Government security forces in Syria killed seven people across the country over a 24-hour period, activists said Thursday.
Among them is a 28-year-old woman who died under torture in the western city of Khan Shehoun, according to the British-based Syrian Observatory for Human Rights.
Security forces arrested more than 150 others in the industrial Harasta suburb of the capital, Damascus.
Meanwhile four demonstrators were killed in the central city of Homs, and two others were killed in Talbisseh, north of the city.
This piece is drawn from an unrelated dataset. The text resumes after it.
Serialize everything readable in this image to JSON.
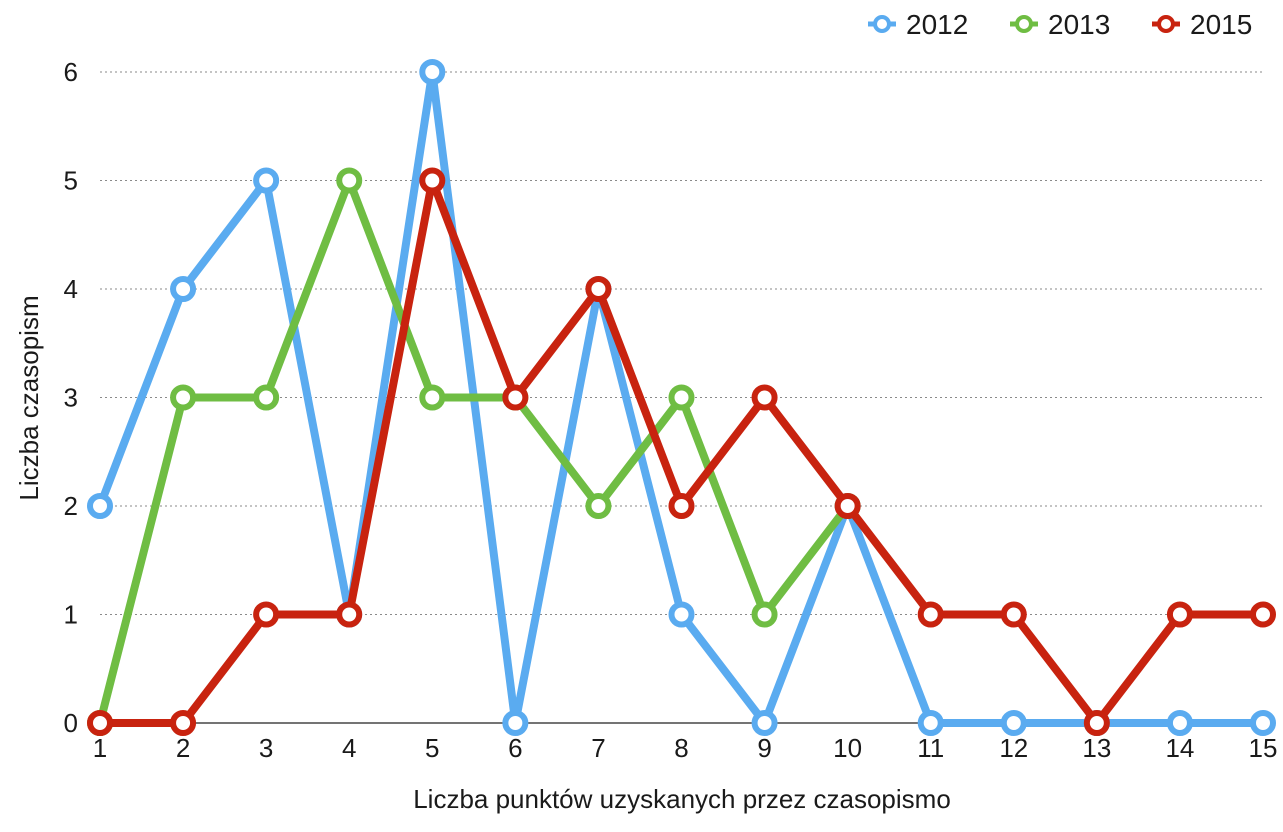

This is according to Local Coordination Committees, which group activists on the ground.
(Read more on GlobalPost: Syria protesters encouraged by success of Libya rebels)
Four European nations and the United States on Wednesday drafted a U.N. resolution for sanctions targeting President Bashar al-Assad and his inner circle.
Agence France-Presse said it targeted those "responsible for or complicit in ordering, controlling, or otherwise directing, violent repression against the civilian population in Syria."
Meanwhile Iranian President Mahmoud Ahmadinejad, a main ally of Assad, called for dialogue between Damascus and the opposition.
The Associated Press said the European Union a day earlier froze the assets of an Iranian military unit, saying it had assisted the Syrian regime's deadly crackdown on protesters.
The U.N. has previously said that Assad's regime could be guilty of crimes against humanity.
It estimates that more than 2,200 people have been killed since protests began in Syria in mid-March.